Com esse intento, o vagabundo, junto com o amigo, promove uma série de golpes, mas o acaso sempre oferece uma solução conciliadora. Num restaurante, procura comer sem pagar, mas um cidadão solidário evita que a polícia seja acionada e paga a refeição. Na aventura seguinte, o personagem quebra uma vitrine e confessa o ato ao dono da loja, mas este, duvidando de sua franqueza, procura outro culpado. Novo golpe é ensaiado. Na calçada de uma rua vigiada por um policial, o protagonista enlaça subitamente uma moça que, para sua surpresa, corresponde ao gesto e agradece a abordagem, pois dois homens suspeitos a seguiam ostensivamente. Desconsolado, o vagabundo e seu companheiro continuam a vagar até estarem diante de uma igreja. O vagabundo entra, e o discurso do padre evoca-lhe o último conselho paterno. Sai da igreja emocionado, disposto a se redimir, mas é finalmente detido pela polícia, e por um crime que não cometera. O intertítulo final anuncia seu suicídio.
Esta história de fundo moral, sem um tratamento aprofundado das condições sociais, apresenta uma narrativa avançada. O uso consciente de procedimentos como primeiro plano, movimentos de câmera, paralelismo de ações criado pela montagem e elipse temporal, permite uma consequente continuidade (match-cut)2. O filme se inicia com a imagem de um operário da construção civil trabalhando. Em seguida, um garoto que caminha. A alternância dessas imagens cria um paralelo espacial, que se conclui quando eles se encontram. De cima do andaime, o pai conversa com o garoto que, no solo e de cabeça erguida, observa atentamente. O pai despenca do andaime, os operários acorrem, o garoto chora. O primeiro plano ilustra o sofrimento do pai, que profere suas últimas palavras, ilustradas pelo intertítulo: "Sê sempre honesto, sempre trabalhador... O trabalho abrirá o caminho da honradez..." O primeiro plano do garoto chorando dá lugar ao do pai desfalecendo. Num plano mais recuado, médio, vemos o pai que morreu, o garoto que chora e os operários consternados tirando o chapéu. A tela escurece e surge o intertítulo: "Como se despertasse de um grande sono, a cidade de São Paulo, de um momento para o outro, transformava-se radicalmente, [...]".

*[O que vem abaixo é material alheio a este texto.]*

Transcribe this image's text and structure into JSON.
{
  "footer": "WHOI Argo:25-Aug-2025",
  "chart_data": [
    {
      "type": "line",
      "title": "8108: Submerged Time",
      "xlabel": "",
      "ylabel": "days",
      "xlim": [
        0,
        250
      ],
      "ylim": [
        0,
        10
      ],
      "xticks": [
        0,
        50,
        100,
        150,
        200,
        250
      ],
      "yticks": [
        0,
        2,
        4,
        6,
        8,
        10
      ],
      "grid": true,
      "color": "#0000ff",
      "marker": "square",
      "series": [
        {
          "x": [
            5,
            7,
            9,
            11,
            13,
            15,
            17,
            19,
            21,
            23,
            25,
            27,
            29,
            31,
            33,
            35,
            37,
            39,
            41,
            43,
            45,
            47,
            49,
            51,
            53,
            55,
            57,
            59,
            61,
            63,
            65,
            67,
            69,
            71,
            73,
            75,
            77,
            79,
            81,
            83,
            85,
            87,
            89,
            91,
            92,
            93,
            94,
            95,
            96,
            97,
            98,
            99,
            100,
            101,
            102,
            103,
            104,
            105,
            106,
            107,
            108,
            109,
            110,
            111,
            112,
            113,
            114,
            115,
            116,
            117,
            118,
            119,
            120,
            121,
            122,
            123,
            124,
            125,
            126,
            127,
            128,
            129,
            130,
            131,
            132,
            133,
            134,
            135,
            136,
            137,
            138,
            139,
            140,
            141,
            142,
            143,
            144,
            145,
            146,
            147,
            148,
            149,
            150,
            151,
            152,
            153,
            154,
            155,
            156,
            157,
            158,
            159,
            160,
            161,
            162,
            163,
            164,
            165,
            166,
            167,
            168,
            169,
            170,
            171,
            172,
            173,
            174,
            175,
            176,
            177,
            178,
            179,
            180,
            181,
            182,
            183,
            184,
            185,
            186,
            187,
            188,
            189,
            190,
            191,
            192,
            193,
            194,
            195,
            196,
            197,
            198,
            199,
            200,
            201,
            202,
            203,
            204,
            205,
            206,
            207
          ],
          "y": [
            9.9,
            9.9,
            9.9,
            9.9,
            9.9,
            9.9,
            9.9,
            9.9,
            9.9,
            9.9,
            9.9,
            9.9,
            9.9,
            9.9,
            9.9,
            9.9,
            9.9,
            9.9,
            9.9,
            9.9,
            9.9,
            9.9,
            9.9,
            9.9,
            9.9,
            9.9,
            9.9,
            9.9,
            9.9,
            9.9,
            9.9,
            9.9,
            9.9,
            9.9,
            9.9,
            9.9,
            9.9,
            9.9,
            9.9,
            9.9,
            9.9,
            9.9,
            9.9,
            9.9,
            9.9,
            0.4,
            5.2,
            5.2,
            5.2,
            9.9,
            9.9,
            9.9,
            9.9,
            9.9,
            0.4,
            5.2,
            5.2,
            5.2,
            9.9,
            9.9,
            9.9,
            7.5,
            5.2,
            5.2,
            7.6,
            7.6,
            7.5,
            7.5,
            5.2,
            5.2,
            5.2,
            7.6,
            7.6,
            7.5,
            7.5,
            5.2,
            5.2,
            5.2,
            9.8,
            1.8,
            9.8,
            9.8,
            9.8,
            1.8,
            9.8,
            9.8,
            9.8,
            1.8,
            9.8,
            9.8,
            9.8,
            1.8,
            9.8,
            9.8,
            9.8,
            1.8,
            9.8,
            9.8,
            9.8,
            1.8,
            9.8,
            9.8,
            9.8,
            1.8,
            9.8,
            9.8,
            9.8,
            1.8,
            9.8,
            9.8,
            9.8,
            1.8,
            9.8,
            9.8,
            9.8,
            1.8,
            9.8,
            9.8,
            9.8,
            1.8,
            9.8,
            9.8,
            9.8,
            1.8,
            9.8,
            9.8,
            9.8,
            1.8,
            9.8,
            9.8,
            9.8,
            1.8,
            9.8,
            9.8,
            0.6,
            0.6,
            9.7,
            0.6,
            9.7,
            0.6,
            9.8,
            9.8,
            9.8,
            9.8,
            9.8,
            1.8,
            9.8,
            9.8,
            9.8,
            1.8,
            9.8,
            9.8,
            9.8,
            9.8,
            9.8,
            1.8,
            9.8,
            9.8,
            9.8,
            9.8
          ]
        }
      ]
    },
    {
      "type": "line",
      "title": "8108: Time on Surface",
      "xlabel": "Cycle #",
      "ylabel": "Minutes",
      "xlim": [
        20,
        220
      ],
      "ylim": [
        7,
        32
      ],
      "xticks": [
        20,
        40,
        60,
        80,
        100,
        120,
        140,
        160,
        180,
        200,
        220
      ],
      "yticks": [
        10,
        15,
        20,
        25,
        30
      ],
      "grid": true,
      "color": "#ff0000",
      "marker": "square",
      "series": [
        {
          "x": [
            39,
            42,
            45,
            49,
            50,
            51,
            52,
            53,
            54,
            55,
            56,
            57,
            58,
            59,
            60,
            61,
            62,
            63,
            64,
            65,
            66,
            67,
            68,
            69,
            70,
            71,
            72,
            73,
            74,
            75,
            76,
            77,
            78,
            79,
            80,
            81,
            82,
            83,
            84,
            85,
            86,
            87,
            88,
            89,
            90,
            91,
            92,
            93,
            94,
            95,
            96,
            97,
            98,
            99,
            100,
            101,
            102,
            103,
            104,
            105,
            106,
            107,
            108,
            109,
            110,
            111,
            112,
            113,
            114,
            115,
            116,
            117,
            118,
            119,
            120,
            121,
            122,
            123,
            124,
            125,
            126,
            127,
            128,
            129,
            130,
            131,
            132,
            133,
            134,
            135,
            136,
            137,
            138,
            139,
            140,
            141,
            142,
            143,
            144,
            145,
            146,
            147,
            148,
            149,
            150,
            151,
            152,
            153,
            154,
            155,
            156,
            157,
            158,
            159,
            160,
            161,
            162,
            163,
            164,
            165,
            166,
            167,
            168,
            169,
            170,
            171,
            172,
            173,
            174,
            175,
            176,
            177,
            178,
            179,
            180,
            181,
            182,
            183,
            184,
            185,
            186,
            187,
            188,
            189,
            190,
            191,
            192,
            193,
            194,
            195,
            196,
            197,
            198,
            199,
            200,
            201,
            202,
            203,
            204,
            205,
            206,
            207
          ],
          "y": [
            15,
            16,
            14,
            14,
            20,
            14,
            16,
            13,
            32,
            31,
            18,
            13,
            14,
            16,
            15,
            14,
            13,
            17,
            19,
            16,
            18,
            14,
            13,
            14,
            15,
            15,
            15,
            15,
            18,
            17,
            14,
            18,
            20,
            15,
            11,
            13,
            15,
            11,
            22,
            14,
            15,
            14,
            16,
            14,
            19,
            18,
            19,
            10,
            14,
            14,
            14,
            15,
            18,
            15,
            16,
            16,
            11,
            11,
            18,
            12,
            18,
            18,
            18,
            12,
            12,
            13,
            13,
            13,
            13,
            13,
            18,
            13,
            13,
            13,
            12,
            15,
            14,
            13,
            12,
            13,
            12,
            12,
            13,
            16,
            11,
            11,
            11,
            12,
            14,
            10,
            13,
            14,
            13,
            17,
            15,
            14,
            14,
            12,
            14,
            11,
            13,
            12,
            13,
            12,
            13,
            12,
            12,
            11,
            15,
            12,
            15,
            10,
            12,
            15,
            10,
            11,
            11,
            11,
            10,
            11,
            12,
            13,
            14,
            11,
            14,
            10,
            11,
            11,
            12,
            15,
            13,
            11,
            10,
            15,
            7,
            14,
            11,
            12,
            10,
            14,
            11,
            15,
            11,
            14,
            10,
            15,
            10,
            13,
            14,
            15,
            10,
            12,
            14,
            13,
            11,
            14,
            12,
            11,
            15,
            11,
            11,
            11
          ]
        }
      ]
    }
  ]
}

Essa sequência ilustra o domínio da continuidade narrativa. A ordem dos planos, que se articulam, criam um espaço ficcional coerente. Além disso, há a sutil elipse temporal, o salto no tempo que não é explicitado por uma menção cronológica. Apenas o intertítulo sobre o desenvolvimento da cidade nos informa que se passaram vários anos.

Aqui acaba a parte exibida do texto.